Wow. And there are probably many more lesser obvious biological evolutionary processes at work, too.

Consider that all these developments happened independent of one another, and essentially by chance. The only way any of this is comprehensible is to grasp the sense of time given this creature and its antecedents to create themselves.

That’s to me the greatest marvel of evolution: the backwards understanding of the length of time needed to let all these chances happen.

Of course there are evolutionary processes more complicated than this: what we call “malaria” is actually a sequential interaction of metamorphosing creatures (sort of caterpillar to butterfly types of life forms) that perfectly disrupt and destroy metabolic processes in humans.

But the crested rat is right out there to see! And in the panoply of seeable animals, this is pretty swift stuff!

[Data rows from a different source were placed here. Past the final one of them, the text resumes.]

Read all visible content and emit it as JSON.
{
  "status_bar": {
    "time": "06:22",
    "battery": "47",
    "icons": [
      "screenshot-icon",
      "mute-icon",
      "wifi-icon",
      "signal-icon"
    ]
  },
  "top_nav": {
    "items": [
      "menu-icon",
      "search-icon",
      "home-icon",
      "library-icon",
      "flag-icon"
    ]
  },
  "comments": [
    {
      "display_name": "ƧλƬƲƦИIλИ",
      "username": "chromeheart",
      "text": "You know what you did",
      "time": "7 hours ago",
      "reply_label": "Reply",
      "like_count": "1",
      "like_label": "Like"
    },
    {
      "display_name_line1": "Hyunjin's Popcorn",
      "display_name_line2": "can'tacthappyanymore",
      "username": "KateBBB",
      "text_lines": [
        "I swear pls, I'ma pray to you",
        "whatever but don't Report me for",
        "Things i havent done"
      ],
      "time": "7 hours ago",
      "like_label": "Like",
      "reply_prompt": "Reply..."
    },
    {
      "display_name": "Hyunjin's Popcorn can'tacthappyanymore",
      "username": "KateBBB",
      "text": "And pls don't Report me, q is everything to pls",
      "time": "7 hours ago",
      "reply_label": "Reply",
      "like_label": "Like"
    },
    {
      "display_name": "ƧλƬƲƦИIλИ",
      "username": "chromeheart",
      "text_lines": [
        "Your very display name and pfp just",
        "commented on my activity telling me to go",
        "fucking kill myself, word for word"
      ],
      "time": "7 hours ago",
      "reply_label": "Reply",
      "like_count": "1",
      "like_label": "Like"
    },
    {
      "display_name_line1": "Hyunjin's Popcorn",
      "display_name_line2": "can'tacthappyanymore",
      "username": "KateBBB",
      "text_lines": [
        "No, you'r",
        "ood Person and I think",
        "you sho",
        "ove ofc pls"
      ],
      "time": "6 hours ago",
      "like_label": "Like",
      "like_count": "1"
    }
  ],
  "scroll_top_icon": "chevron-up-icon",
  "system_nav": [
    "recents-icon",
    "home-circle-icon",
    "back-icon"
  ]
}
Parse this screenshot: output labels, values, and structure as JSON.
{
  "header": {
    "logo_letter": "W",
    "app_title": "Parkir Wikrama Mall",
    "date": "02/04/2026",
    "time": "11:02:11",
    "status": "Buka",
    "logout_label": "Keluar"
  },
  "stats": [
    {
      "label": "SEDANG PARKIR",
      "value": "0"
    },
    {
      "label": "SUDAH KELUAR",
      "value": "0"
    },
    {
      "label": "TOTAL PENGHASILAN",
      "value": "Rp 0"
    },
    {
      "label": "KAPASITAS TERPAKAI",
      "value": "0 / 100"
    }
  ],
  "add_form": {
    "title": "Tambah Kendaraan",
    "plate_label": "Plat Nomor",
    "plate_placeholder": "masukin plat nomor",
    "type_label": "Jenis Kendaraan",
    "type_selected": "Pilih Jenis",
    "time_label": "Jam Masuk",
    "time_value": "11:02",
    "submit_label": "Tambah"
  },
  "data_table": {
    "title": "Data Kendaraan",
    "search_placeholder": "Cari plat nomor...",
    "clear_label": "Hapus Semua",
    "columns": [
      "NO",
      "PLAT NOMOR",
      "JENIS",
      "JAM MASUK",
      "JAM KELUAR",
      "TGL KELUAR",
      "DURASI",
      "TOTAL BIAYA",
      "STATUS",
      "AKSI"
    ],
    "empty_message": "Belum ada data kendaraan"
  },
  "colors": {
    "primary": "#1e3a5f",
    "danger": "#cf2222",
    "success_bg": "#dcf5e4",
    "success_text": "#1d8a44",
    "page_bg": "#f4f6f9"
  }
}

I always knew not to mess with porky, so I never messed with Little Porky either (Jonathan’s petting not known), but I always presumed it was for the same reason: spines like the porkies. At a distance when light is shined on it (it’s a nocturnal creature), its crested back hairs erect just like porkies do.

But up close, which I’ve been able to do only once, the similarities are lost. They’re really hairs, not spines, and the overall creature is smaller. A porcupine can be 3 or 4 times larger when puffed up in defense.

Yet they both act the same way! Confronted, they turn towards you and raise those weapons on their back!

This amazing puzzle has been brought to us thanks to a famous scientists whose life has been dedicated to East Africa, Jonathan Kingdon. His library of books on Africa biology is large and includes field guides that guides like me have been using for years.

Kingdon told journalists that he kept crested rats as pets when he was a child growing up in East Africa. Finally, he decided, he had to figure out this incessant licking it always did, and simultaneously, why dogs that might see his pet would back away in horror, sometimes foaming up with saliva.

Now we know. One more little but absolutely amazing puzzle of life solved!

And thanks, too, for friend and client Mike Samars, for pointing me to this story.